Reprieve for under pressure property market in 2024
As 2024 starts Rawson Property Group’s sales, rentals, commercial and finance specialists share their analyses of this year’s key trends and events and explore the shifts most likely to occur in 2024.
Residential Property Sales
“Residential sales have been under a bit of pressure for some time now, largely due to the rapid interest rate rise and increasing cost of living,” said David Jacobs, Gauteng regional sales manager for the Rawson Property Group.
The effects of this pressure started becoming more noticeable from March/April 2023.
“We started seeing a noticeable drop in buyer demand, an increase in the average time a property stays on the market, and an uptick in distressed property sales,” Jacobs said.
“A lot of buyers who had bought at their full purse capacity – when interest rates were lower – were finding their financial obligations unsustainable.”
Trends among those buyers still active on the market also shifted from upscaling to downscaling. Jacobs said that this cost-consciousness is unlikely to change dramatically in 2024, and buyers will remain extremely price sensitive.
However, stabilising interest rates and inflation could unlock a pent-up wave of buyer activity with positive results for property price growth in the mid- to long-term.
And, as is the case currently, sellers with properties priced correctly in the relevant market conditions will continue to conclude successful transactions in reasonable timeframes.
“There are a lot of buyers who have put off property purchases to see what direction the market and economy is headed in,” said Tony Clarke, managing director of the Rawson Property Group.
“If the interest rates and inflation remain stable – or better yet, decline – in 2024, I think we could see a flood of pent-up demand hitting the market from around the second quarter.
Residential property rentals
The rental market definitely had a slightly easier time in 2023, with tenant payment behaviour showing notable improvement over the course of the year.
According to Jacqui Savage, national rentals manager for the Rawson Property Group, it’s an extremely positive sign that tenants are successfully handling the increased pressure on their household budgets.
According to credit bureau TPN’s most recent survey, rental escalations also improved in 2023, albeit modestly, climbing from 4.8% in Q2 to 4.84% in Q3.
“Higher rentals have been moderated by slow capital growth, though, thanks to subdued house price inflation,” said Savage. “Despite this, national average rental yields remain above inflation and increasing, with sectional title property enjoying stronger performance than freehold at present.”

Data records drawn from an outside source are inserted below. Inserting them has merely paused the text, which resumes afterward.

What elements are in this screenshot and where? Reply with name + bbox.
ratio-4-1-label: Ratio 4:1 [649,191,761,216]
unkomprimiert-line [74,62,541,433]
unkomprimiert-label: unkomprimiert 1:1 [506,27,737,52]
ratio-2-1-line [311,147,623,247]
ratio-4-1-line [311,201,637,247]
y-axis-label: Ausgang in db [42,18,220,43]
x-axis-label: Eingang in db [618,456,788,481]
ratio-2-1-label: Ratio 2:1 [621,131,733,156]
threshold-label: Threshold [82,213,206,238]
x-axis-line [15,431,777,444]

As interest rates and inflation start to stabilise, Savage said pressure on tenants should ease. “Rawson rentals agents are seeing more willingness among tenants to negotiate rental escalations, which should contribute to healthier growth.”
Commercial Property
“2023 has been a tough year for commercial property,” said Craig Mott, head of business growth for the Rawson Property Group.
Of the three main commercial property sectors (office, retail and industrial) Mott said the office market has struggled the most. “There is still a significant oversupply. This has begun to show early signs of recovery as more workers return to office.”
Property finance
Property finance kicked off the 2023 year with skyrocketing interest rates and declining consumer affordability.
According to Leonard Kondowe, national manager for the brand’s in-house bond origination division Rawson Finance: “Despite the difficult market, lenders were still willing to finance property purchases.”
With interest rates on pause, and inflation taking a breather, Kondowe said signs are positive for 2024.